Marché pétrolier sous forte pression: le Brent touche brièvement 126 dollars, l’échec des pourparlers États-Unis-Iran ravive le risque d’action militaire
Le Brent, référence internationale pour les prix du pétrole, a bondi de plus de 7 % lors des premiers échanges jeudi, atteignant 126 dollars le baril, son plus haut niveau en séance depuis 2022, lorsque la Russie a lancé son invasion à grande échelle de l’Ukraine.
Le baril américain de référence, le WTI, a lui aussi gagné plus de 3 % pour dépasser les 110 dollars.
Au moment de la rédaction, les cours se sont légèrement repliés, le contrat à court terme sur le Brent se négociant autour de 122 dollars le baril et le WTI aux environs de 108,5 dollars.
Les prix restent néanmoins à leur plus haut niveau depuis le début de la guerre en Iran.
Cette flambée des prix du pétrole est la conséquence directe de l’enlisement des négociations sur la réouverture du détroit d’Ormuz, de l’absence de perspective claire de fin de la guerre et d’une probabilité accrue, en apparence, d’une reprise des opérations militaires américano-israéliennes.
Le président américain Donald Trump doit rencontrer jeudi le chef du Commandement central américain (CENTCOM), l’amiral Brad Cooper, et recevoir un exposé sur de nouvelles options militaires en Iran, selon le site Axios qui cite deux sources anonymes.
Cette réunion laisse entrevoir une possible nouvelle escalade au Moyen-Orient, la reprise des opérations de combat étant « sérieusement envisagée », et les marchés pétroliers ayant réagi rapidement à cette annonce.
Un cessez-le-feu tient depuis début avril, mais les dernières tentatives de négociation ont échoué, les deux camps refusant de se rencontrer.
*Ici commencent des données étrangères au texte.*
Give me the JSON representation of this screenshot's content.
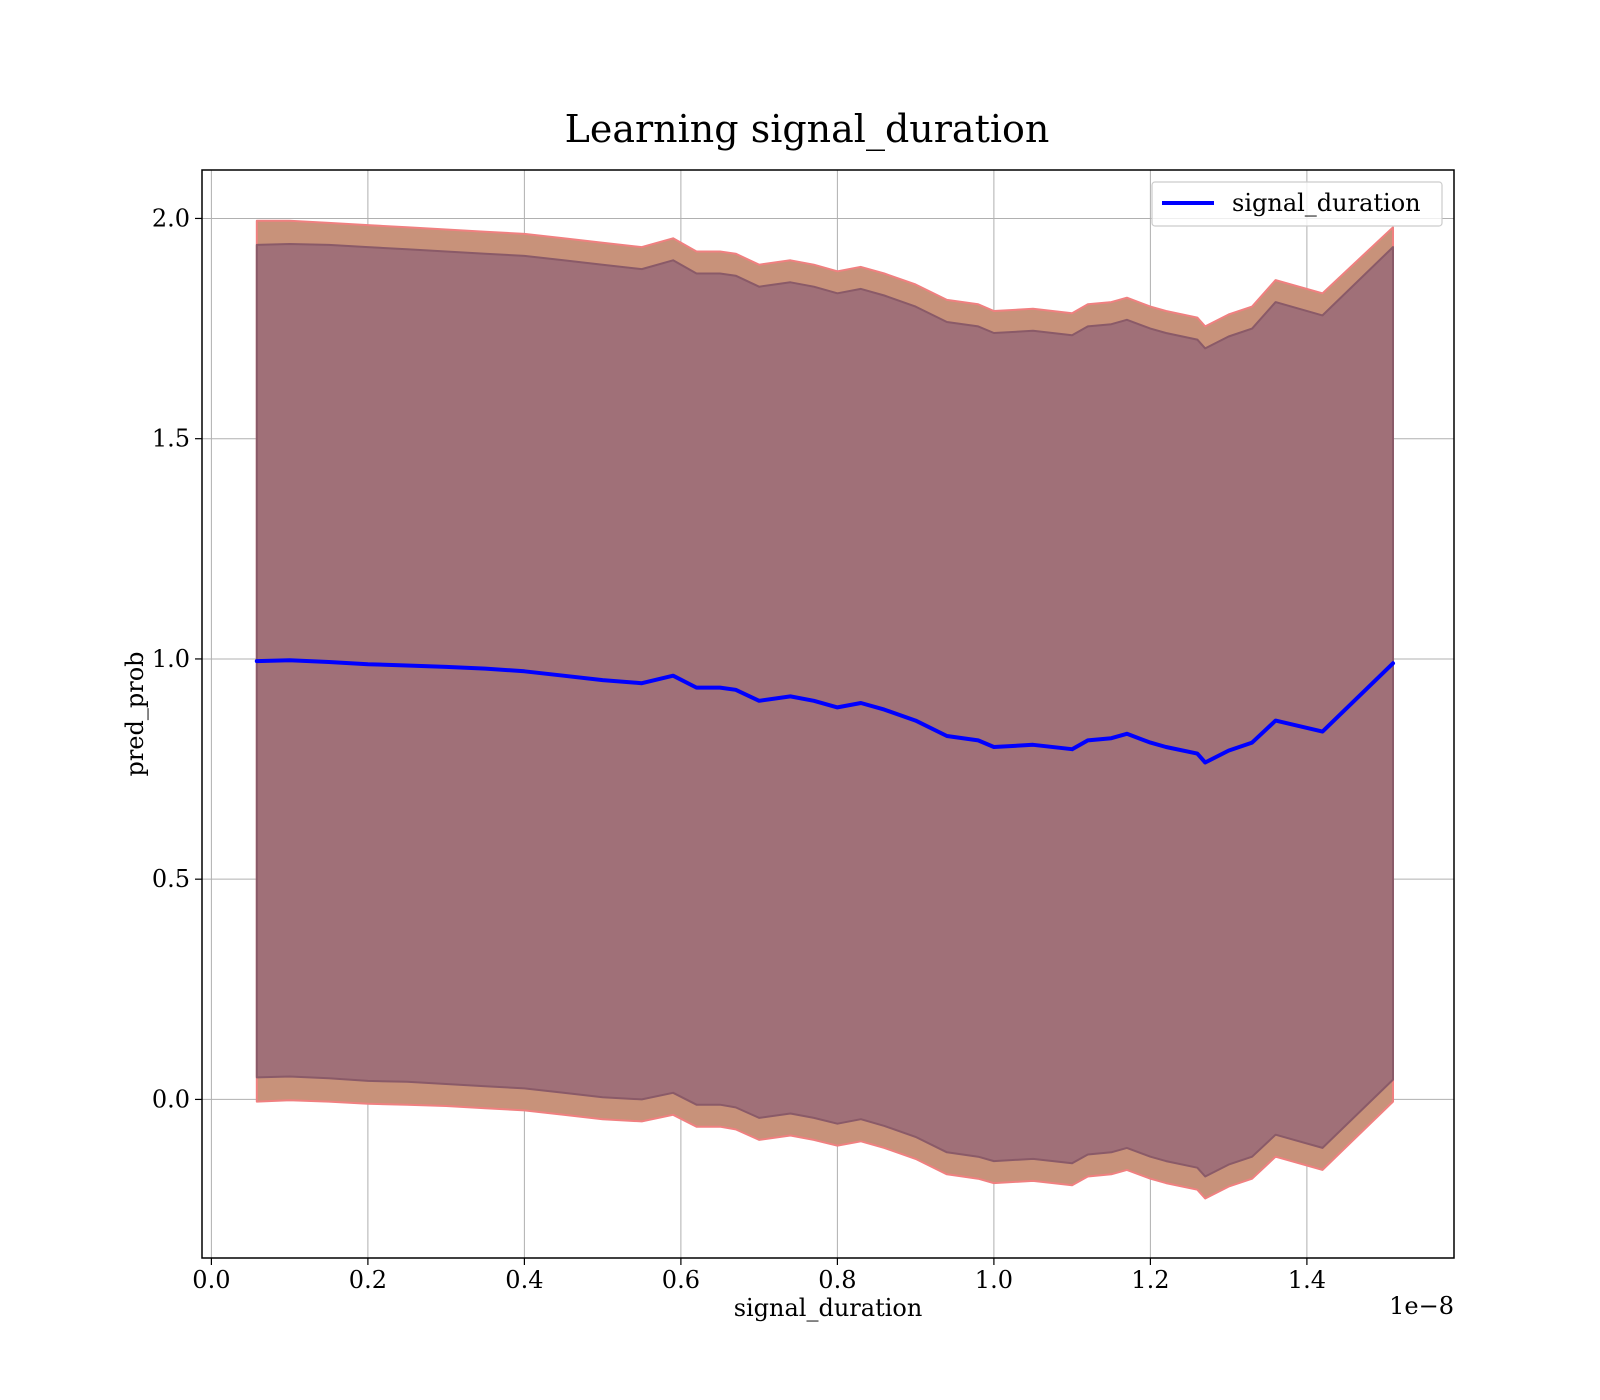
{
  "chart_data": {
    "type": "area",
    "title": "Learning signal_duration",
    "xlabel": "signal_duration",
    "ylabel": "pred_prob",
    "x_offset_label": "1e−8",
    "xlim": [
      -0.012,
      1.588
    ],
    "ylim": [
      -0.36,
      2.11
    ],
    "xticks": [
      0.0,
      0.2,
      0.4,
      0.6,
      0.8,
      1.0,
      1.2,
      1.4
    ],
    "xtick_labels": [
      "0.0",
      "0.2",
      "0.4",
      "0.6",
      "0.8",
      "1.0",
      "1.2",
      "1.4"
    ],
    "yticks": [
      0.0,
      0.5,
      1.0,
      1.5,
      2.0
    ],
    "ytick_labels": [
      "0.0",
      "0.5",
      "1.0",
      "1.5",
      "2.0"
    ],
    "grid": true,
    "legend": {
      "placement": "top-right",
      "entries": [
        "signal_duration"
      ]
    },
    "x": [
      0.058,
      0.1,
      0.15,
      0.2,
      0.25,
      0.3,
      0.35,
      0.4,
      0.45,
      0.5,
      0.55,
      0.59,
      0.62,
      0.65,
      0.67,
      0.7,
      0.74,
      0.77,
      0.8,
      0.83,
      0.86,
      0.9,
      0.94,
      0.98,
      1.0,
      1.05,
      1.1,
      1.12,
      1.15,
      1.17,
      1.2,
      1.22,
      1.26,
      1.27,
      1.3,
      1.33,
      1.36,
      1.42,
      1.51
    ],
    "series": [
      {
        "name": "signal_duration",
        "color": "#0000ff",
        "values": [
          0.995,
          0.997,
          0.993,
          0.988,
          0.985,
          0.982,
          0.978,
          0.972,
          0.962,
          0.952,
          0.945,
          0.962,
          0.935,
          0.935,
          0.93,
          0.905,
          0.915,
          0.905,
          0.89,
          0.9,
          0.885,
          0.86,
          0.825,
          0.815,
          0.8,
          0.805,
          0.795,
          0.815,
          0.82,
          0.83,
          0.81,
          0.8,
          0.785,
          0.765,
          0.792,
          0.81,
          0.86,
          0.835,
          0.99
        ]
      }
    ],
    "bands": [
      {
        "name": "outer_band",
        "color": "#c8927a",
        "edge_color": "#f08080",
        "upper": [
          1.995,
          1.995,
          1.99,
          1.985,
          1.98,
          1.975,
          1.97,
          1.965,
          1.955,
          1.945,
          1.935,
          1.955,
          1.925,
          1.925,
          1.92,
          1.895,
          1.905,
          1.895,
          1.88,
          1.89,
          1.875,
          1.85,
          1.815,
          1.805,
          1.79,
          1.795,
          1.785,
          1.805,
          1.81,
          1.82,
          1.8,
          1.79,
          1.775,
          1.755,
          1.782,
          1.8,
          1.86,
          1.83,
          1.98
        ],
        "lower": [
          -0.005,
          -0.002,
          -0.005,
          -0.01,
          -0.012,
          -0.015,
          -0.02,
          -0.025,
          -0.035,
          -0.045,
          -0.05,
          -0.035,
          -0.062,
          -0.062,
          -0.068,
          -0.092,
          -0.082,
          -0.092,
          -0.105,
          -0.095,
          -0.11,
          -0.135,
          -0.17,
          -0.18,
          -0.19,
          -0.185,
          -0.195,
          -0.175,
          -0.17,
          -0.16,
          -0.18,
          -0.19,
          -0.205,
          -0.225,
          -0.198,
          -0.18,
          -0.13,
          -0.16,
          -0.005
        ]
      },
      {
        "name": "inner_band",
        "color": "#a07078",
        "edge_color": "#8a5a68",
        "upper": [
          1.94,
          1.942,
          1.94,
          1.935,
          1.93,
          1.925,
          1.92,
          1.915,
          1.905,
          1.895,
          1.885,
          1.905,
          1.875,
          1.875,
          1.87,
          1.845,
          1.855,
          1.845,
          1.83,
          1.84,
          1.825,
          1.8,
          1.765,
          1.755,
          1.74,
          1.745,
          1.735,
          1.755,
          1.76,
          1.77,
          1.75,
          1.74,
          1.725,
          1.705,
          1.732,
          1.75,
          1.81,
          1.78,
          1.935
        ],
        "lower": [
          0.05,
          0.052,
          0.048,
          0.042,
          0.04,
          0.035,
          0.03,
          0.025,
          0.015,
          0.005,
          0.0,
          0.015,
          -0.012,
          -0.012,
          -0.018,
          -0.042,
          -0.032,
          -0.042,
          -0.055,
          -0.045,
          -0.06,
          -0.085,
          -0.12,
          -0.13,
          -0.14,
          -0.135,
          -0.145,
          -0.125,
          -0.12,
          -0.11,
          -0.13,
          -0.14,
          -0.155,
          -0.175,
          -0.148,
          -0.13,
          -0.08,
          -0.11,
          0.045
        ]
      }
    ]
  }
}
Dans le même temps, les États-Unis et l’Iran maintiennent chacun leur blocus du stratégique détroit d’Ormuz.
Le Commandement central américain aurait également demandé l’envoi de missiles hypersoniques au Moyen-Orient, ce qui constituerait le premier déploiement de ce type d’armement par l’armée américaine.
Le blocus prolongé des ports et la menace d’un élargissement des combats ont profondément remodelé les anticipations des marchés.
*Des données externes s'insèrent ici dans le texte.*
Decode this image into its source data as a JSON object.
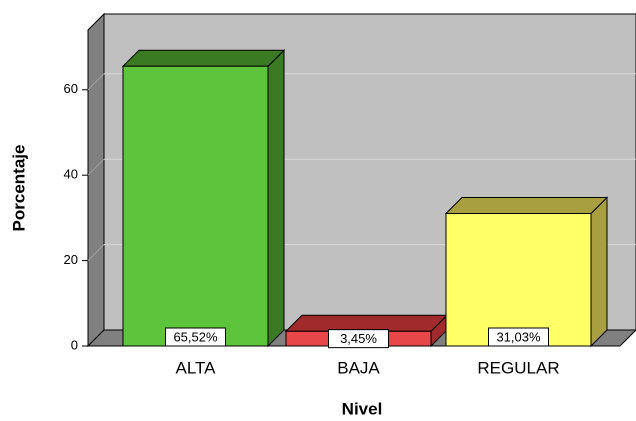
{
  "chart_data": {
    "type": "bar3d",
    "x_label": "Nivel",
    "y_label": "Porcentaje",
    "categories": [
      "ALTA",
      "BAJA",
      "REGULAR"
    ],
    "values": [
      65.52,
      3.45,
      31.03
    ],
    "value_labels": [
      "65,52%",
      "3,45%",
      "31,03%"
    ],
    "colors": [
      "#5ec43c",
      "#e8474a",
      "#ffff66"
    ],
    "side_colors": [
      "#3a7a22",
      "#a02a2c",
      "#a8a040"
    ],
    "ylim": [
      0,
      74
    ],
    "yticks": [
      0,
      20,
      40,
      60
    ],
    "grid": true
  }
}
Opep et offre mondiale : un paysage en recomposition
Cette envolée des prix intervient sur fond de profondes mutations structurelles au sein de la hiérarchie pétrolière mondiale.
Début de semaine, les Émirats arabes unis se sont officiellement retirés de l’Organisation des pays exportateurs de pétrole (Opep) et de sa coalition élargie (Opep+), un choix que le pays présente comme nécessaire pour faire passer ses propres intérêts nationaux en priorité.
En temps normal, le départ d’un grand producteur du cartel pourrait laisser présager une hausse de l’offre ou une moindre stabilité des prix.
Mais l’ampleur même de la guerre en Iran relègue, aux yeux des opérateurs, le retrait des Émirats au second plan.
Malgré la sortie des Émirats, qui devait théoriquement affaiblir la capacité de l’Opep à contrôler les quotas de production, les prix ont poursuivi leur ascension.
Cela suggère que la « prime de guerre » l’emporte, à l’heure actuelle, sur tous les autres fondamentaux du marché.
Les investisseurs se préoccupent moins des jeux politiques internes aux pays producteurs que de l’absence immédiate de brut iranien, de la suspension des routes maritimes passant par le détroit d’Ormuz et des risques pesant sur les infrastructures régionales.
La transformation des Émirats en acteur indépendant souligne toutefois la fragmentation croissante de la gouvernance énergétique mondiale, au moment même où la sécurité énergétique de la planète apparaît particulièrement vulnérable.